Di media massa cetak, kini muncul dua kelompok besar. Kelompok pertama yang benar-benar positif, dan kelompok kedua yang benar-benar negatif. Kelompok pertama menguntungkan masyarakat (publik) karena isinya positif sesuai dengan UU Pers dan kode etik jurnalistik, serta menjalankan fungsi pers sebagai media informasi, pendidikan, hiburan, sosial kontrol, memajukan perekonomian. Bahkan, mereka bisa menjual murah produknya. Pada kelompok kedua terjadi sebaliknya, negatif karena hanya mengejar keuntungan. Sedangkan, isinya melanggar UU Pers dan kode etik serta jauh dari ketentuan hukum dan norma-norma yang berlaku. Media yang tergabung dalam kelompok ini selalu menampilkan
tulisan/berita sejenis propaganda, fitnah, kekerasan, dan pornografi.

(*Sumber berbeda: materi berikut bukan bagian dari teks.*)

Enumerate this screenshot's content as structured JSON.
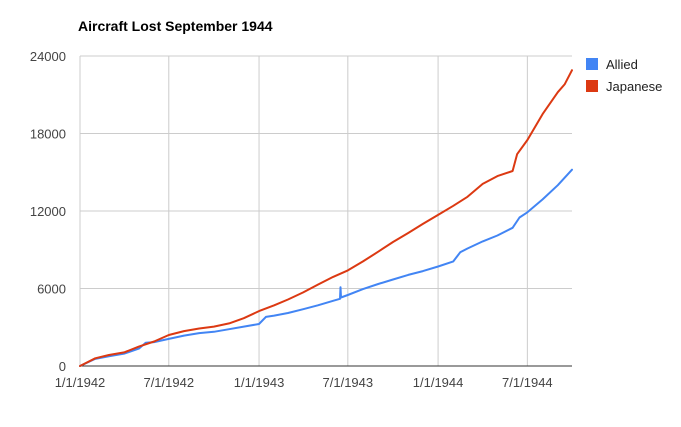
{
  "chart_data": {
    "type": "line",
    "title": "Aircraft Lost September 1944",
    "xlabel": "",
    "ylabel": "",
    "x_ticks": [
      "1/1/1942",
      "7/1/1942",
      "1/1/1943",
      "7/1/1943",
      "1/1/1944",
      "7/1/1944"
    ],
    "y_ticks": [
      "0",
      "6000",
      "12000",
      "18000",
      "24000"
    ],
    "xlim": [
      "1942-01-01",
      "1944-09-30"
    ],
    "ylim": [
      0,
      24000
    ],
    "grid": true,
    "legend_position": "right",
    "series": [
      {
        "name": "Allied",
        "color": "#4285f4",
        "points": [
          [
            "1942-01-01",
            0
          ],
          [
            "1942-02-01",
            550
          ],
          [
            "1942-03-01",
            750
          ],
          [
            "1942-04-01",
            950
          ],
          [
            "1942-05-01",
            1350
          ],
          [
            "1942-05-15",
            1800
          ],
          [
            "1942-06-01",
            1850
          ],
          [
            "1942-07-01",
            2100
          ],
          [
            "1942-08-01",
            2350
          ],
          [
            "1942-09-01",
            2550
          ],
          [
            "1942-10-01",
            2650
          ],
          [
            "1942-11-01",
            2850
          ],
          [
            "1942-12-01",
            3050
          ],
          [
            "1943-01-01",
            3250
          ],
          [
            "1943-01-15",
            3800
          ],
          [
            "1943-02-01",
            3900
          ],
          [
            "1943-03-01",
            4100
          ],
          [
            "1943-04-01",
            4400
          ],
          [
            "1943-05-01",
            4700
          ],
          [
            "1943-06-01",
            5050
          ],
          [
            "1943-06-15",
            5200
          ],
          [
            "1943-06-16",
            6100
          ],
          [
            "1943-06-17",
            5300
          ],
          [
            "1943-07-01",
            5500
          ],
          [
            "1943-08-01",
            5950
          ],
          [
            "1943-09-01",
            6350
          ],
          [
            "1943-10-01",
            6700
          ],
          [
            "1943-11-01",
            7050
          ],
          [
            "1943-12-01",
            7350
          ],
          [
            "1944-01-01",
            7700
          ],
          [
            "1944-02-01",
            8100
          ],
          [
            "1944-02-15",
            8800
          ],
          [
            "1944-03-01",
            9100
          ],
          [
            "1944-04-01",
            9650
          ],
          [
            "1944-05-01",
            10100
          ],
          [
            "1944-06-01",
            10700
          ],
          [
            "1944-06-15",
            11500
          ],
          [
            "1944-07-01",
            11900
          ],
          [
            "1944-08-01",
            12900
          ],
          [
            "1944-09-01",
            14000
          ],
          [
            "1944-09-30",
            15200
          ]
        ]
      },
      {
        "name": "Japanese",
        "color": "#dc3912",
        "points": [
          [
            "1942-01-01",
            0
          ],
          [
            "1942-02-01",
            600
          ],
          [
            "1942-03-01",
            850
          ],
          [
            "1942-04-01",
            1050
          ],
          [
            "1942-05-01",
            1500
          ],
          [
            "1942-06-01",
            1900
          ],
          [
            "1942-07-01",
            2400
          ],
          [
            "1942-08-01",
            2700
          ],
          [
            "1942-09-01",
            2900
          ],
          [
            "1942-10-01",
            3050
          ],
          [
            "1942-11-01",
            3300
          ],
          [
            "1942-12-01",
            3700
          ],
          [
            "1943-01-01",
            4250
          ],
          [
            "1943-02-01",
            4700
          ],
          [
            "1943-03-01",
            5150
          ],
          [
            "1943-04-01",
            5700
          ],
          [
            "1943-05-01",
            6300
          ],
          [
            "1943-06-01",
            6900
          ],
          [
            "1943-07-01",
            7400
          ],
          [
            "1943-08-01",
            8100
          ],
          [
            "1943-09-01",
            8850
          ],
          [
            "1943-10-01",
            9600
          ],
          [
            "1943-11-01",
            10300
          ],
          [
            "1943-12-01",
            11000
          ],
          [
            "1944-01-01",
            11700
          ],
          [
            "1944-02-01",
            12400
          ],
          [
            "1944-03-01",
            13100
          ],
          [
            "1944-04-01",
            14100
          ],
          [
            "1944-05-01",
            14700
          ],
          [
            "1944-06-01",
            15100
          ],
          [
            "1944-06-10",
            16400
          ],
          [
            "1944-07-01",
            17500
          ],
          [
            "1944-08-01",
            19500
          ],
          [
            "1944-09-01",
            21200
          ],
          [
            "1944-09-15",
            21800
          ],
          [
            "1944-09-30",
            22900
          ]
        ]
      }
    ]
  }
}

Tentu saja kita harus melawan media yang negatif dengan tidak membelinya. Dengan tidak dibeli maka media negatif itu akan mati (tutup) dengan sendirinya. Bagaimana dengan media elektronik? Hemat kita kondisinya hampir sama saja dengan media massa cetak. Masing-masing stasiun televisi menampilkan tayangan negatif bagi pemirsanya. Namun, ada yang selintas (sedikit) saja, ada pula yang banyak bahkan terkesan disengaja. Namun, tetap ada saja stasiun yang menjaga imej sehingga tidak larut dalam menampilkan tayangan sampah yang berdampak negatif bagi masyarakat, khususnya dalam rumah tangga.
Oleh karena itu, kita mendukung upaya Komisi Penyiaran Indonesia (KPI) Pusat yang mendata tayangan-tayangan televisi swasta dan meminta masyarakat untuk mewaspadai 10 program acara yang ditayangkan sembilan stasiun TV swasta nasional Indonesia. Ke-10 acara TV tersebut paling banyak melanggar Standar Program Siaran KPI, antara lain melanggar norma kesopanan dan kesusilaan dengan banyak menampilkan kekerasan, menampilkan kata-kata kasar, merendahkan, dan melecehkan orang lain.
KPI menganalisis tiga jenis program tayangan TV dengan pertimbangan pengaduan masyarakat yang paling banyak, yaitu sinetron, variety show, dan acara anak. Ke depan kita harapkan seluruh media massa baik cetak, elektronik lebih berkualitas dengan adanya pengawalan dari pihak terkait, terutama publik.